In ASCII (a binary, prefix-free code), the message SOS occupies 21 characters: "101001110011111010011", where each symbol is represented by seven binary digits. In this code, "1010011" is S and "1001111" is O.

Codes like ASCII use the same number of digits for each letter. So the word "BEEKEEPER" in ASCII is 63 digits long:

1000010 1000101 1000101 1001011 1000101 1000101 1010000 1000101 1010010

(Spaces have been added above for clarity).

Yet it may be possible to transmit the same word with fewer symbols is we used a prefix-free ternary code based on {0,1,space} (or {.,-,space}).

Assuming that we only care to transmit the word BEEKEEPER, propose an encoding for letters B, E, K, P, and R to **achieve the shortest and fastest transmission.** Each letter can be encoded with any symbol(s) from the set {0,1} (or {., -}), with the third symbol (space) used as a separator. Take into consideration that it takes 0.1 millisecond to transmit a 0, and 0.3 milliseconds to transmit a 1.

Then implement the encoding in a Python script, maybe a function, that will incode an input string (for now, just "BEEKEEPER") in 0s and 1s, separating the symbols for each letter with a space.

In [2]:
from binaryTree import Node
from letterFrequencies import english_alphabet_frequencies

In [6]:
#
# Pseudocode for Huffman encoding
#
# init:        for each a in alphabet:
#                 create single node tree for a, T(a)
#                 compute p(a) from frequencies
#              assemble forest F for all T(a)
#              sort F in asc order by p(a)
#
# loop:        while F has at least two trees:
#                 T1 = leftmost tree from F
#                 T2 = next leftmost tree from F
#                 remove T1, T2 from F
#                 T3 = merge T1 as left, T2 as right
#                 P(T3) = P(T1) + P(T2)
#                 add T3 to F
#               return F

In [10]:
import queue

In [14]:
#
# queue "our_priority_queue" has all the tuples from
# english_alphabet_frequencies, nicely sorted and
# ready to use. In essence this **IS** our forest F.
#

our_priority_queue = queue.PriorityQueue();
for letter in english_alphabet_frequencies:
    our_priority_queue.put(letter)
    
# We can setup our loop now...
# 
# While forest has at least two trees ...
#   HOW can we count the number of trees in the forest?
#   If our_priority_queue is the forest ...?
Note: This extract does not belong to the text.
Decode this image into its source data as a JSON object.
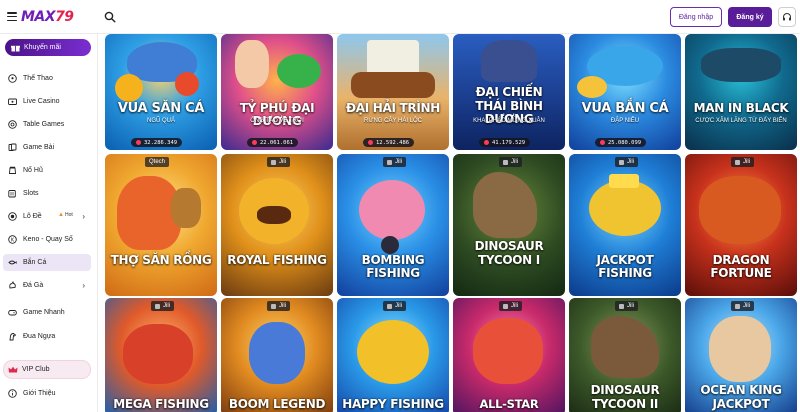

while our_priority_queue.qsize() > 1 :
    # now what?
    # we want to obtain the two leftmost trees,
    # ie, the first and second elements of this pqueue
    left = our_priority_queue.get() # get returns and removes leftmost
    right = our_priority_queue.get() # next leftmost now!
    # what to do with left and right? 
    # These are trees T1 (left) and T2 (right) of the algorithm
    new_node = Node(left, right) # Node comes from binaryTree module
    # This new node is a tree that needs to go back to the
    # the queue, with the appropriate "weight" which is the
    # sum of weights for left and right:
    our_priority_queue.put(left[0]+right[0], new_node)


TypeError: '<' not supported between instances of 'float' and 'tuple'